I purchased this book despite at least one scathing reviewer's criticism. The Author states specifically in the preface, "This book is intended to be a lighter read for programmers, embedded product designers, System-on-a-Chip (SOC) engineers, electronics enthusiasts, academic researchers, and others with some experience of microcontrollers or microprocessors who are investigating the Cortex-M3 processor." I interpret that to mean the book has a wide audience in mind, some with less experience than others. That said, I found this book to be on par with those written by various authors for the Newness series on Microchips products
The book has a good overview of the architecture without focusing on any one vendor's implementation. However, I felt that I would have liked to see a brief comparison of some of the various vendor offerings and what the key architectural components were implemented or left out. It can be argued that a vendor data sheet is the appropriate place for such information; just be aware this book is a general survey. The discussion in the back of the book on the Keil and GNU tool chains turned out to be non-essential for myself as I am using IAR's tool chain. Your mileage may vary.

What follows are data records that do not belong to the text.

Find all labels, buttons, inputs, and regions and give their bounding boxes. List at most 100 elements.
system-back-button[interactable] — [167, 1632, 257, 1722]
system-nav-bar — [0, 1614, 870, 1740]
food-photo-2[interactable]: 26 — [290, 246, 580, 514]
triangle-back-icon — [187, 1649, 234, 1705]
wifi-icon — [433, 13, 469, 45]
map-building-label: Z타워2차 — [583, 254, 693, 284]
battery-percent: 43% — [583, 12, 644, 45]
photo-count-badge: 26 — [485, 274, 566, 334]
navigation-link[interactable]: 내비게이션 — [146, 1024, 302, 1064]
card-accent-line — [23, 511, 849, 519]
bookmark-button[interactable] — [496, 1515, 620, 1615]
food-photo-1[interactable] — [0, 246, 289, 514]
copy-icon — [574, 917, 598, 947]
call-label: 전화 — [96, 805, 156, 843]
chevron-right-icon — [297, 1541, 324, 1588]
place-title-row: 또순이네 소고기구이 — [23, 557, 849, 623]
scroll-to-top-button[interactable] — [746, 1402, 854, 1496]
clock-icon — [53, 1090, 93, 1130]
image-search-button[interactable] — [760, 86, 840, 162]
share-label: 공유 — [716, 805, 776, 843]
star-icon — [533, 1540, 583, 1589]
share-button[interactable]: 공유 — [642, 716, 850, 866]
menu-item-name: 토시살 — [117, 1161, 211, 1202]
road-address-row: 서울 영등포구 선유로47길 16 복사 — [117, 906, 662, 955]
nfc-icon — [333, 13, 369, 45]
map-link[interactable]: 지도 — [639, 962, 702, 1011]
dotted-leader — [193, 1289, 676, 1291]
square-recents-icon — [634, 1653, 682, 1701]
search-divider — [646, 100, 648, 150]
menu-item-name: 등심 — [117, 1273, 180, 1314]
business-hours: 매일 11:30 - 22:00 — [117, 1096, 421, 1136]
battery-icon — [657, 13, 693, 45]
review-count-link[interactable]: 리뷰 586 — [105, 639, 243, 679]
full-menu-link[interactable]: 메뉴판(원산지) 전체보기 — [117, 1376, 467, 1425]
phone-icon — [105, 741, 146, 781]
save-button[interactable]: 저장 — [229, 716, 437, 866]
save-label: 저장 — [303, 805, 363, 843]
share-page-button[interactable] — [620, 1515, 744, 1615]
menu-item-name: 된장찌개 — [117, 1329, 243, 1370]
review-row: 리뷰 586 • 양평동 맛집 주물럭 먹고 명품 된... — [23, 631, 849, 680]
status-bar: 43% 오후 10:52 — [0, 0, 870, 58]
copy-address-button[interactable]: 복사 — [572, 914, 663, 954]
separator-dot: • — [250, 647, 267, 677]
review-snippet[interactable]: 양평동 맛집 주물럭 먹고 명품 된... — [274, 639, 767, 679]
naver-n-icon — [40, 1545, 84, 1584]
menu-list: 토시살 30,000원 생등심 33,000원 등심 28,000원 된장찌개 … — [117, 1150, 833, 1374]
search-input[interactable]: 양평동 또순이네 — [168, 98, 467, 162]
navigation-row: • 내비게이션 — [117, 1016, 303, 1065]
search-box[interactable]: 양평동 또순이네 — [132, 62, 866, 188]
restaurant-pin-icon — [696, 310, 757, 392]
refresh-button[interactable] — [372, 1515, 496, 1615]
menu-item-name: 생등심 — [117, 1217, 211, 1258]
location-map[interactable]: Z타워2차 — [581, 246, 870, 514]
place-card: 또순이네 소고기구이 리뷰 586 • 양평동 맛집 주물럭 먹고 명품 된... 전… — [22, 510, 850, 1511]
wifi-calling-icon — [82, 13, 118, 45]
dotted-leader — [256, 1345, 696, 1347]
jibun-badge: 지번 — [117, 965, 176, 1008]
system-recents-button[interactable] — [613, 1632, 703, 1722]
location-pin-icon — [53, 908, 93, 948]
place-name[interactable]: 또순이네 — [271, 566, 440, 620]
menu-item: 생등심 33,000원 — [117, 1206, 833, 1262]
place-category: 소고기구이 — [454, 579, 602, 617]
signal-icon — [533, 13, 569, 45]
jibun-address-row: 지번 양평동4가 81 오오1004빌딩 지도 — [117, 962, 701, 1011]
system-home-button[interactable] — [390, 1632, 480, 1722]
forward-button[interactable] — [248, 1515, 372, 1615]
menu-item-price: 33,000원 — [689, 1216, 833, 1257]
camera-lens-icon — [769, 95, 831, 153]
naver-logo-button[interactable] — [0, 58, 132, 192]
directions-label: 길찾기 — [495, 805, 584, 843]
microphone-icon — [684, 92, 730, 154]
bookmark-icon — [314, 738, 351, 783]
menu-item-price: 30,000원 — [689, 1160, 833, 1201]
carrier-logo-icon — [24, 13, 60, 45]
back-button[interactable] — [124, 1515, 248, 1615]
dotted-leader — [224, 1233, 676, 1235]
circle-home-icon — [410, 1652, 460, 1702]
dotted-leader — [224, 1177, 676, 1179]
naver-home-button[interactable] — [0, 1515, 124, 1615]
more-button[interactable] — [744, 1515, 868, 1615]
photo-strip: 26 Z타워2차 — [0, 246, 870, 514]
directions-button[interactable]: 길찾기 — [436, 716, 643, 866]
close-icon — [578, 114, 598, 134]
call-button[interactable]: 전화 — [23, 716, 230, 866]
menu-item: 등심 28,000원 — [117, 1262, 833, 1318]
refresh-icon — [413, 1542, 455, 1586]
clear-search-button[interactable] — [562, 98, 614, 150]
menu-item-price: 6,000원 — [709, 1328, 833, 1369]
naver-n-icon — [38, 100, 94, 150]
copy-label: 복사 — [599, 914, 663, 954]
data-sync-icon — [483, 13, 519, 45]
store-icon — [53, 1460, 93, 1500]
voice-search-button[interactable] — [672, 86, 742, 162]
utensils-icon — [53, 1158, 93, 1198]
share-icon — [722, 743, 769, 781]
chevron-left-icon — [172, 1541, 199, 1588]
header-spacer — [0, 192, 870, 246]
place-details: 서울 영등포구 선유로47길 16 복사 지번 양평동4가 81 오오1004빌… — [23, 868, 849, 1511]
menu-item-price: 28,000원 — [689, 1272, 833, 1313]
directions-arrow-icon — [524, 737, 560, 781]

Reason's to purchase this book, in my opinion, are to understand some of the background of the ARM architecture (not a complete review, but enough to understand where the Coretex-M3 fits in to the rest of the ARM series and the odd nomenclature of the ARM series) as well as an overview of how the architecture is put together. Then, a specific vendor's implementation of the ARMv7 can be pursued with a better understanding of what the vendor has implemented and how to use the implementation.
(Added 1/20/2009)
Note that with the introduction of Atmel's Cortex M3 product line, the popularity of the Luminary/TI Cortex M3 series, and others, this book is one of the few or, perhaps the only, books on the market that helps individuals new to the Cortex M3 get up to speed on the architecture and programming of the Cortex M3.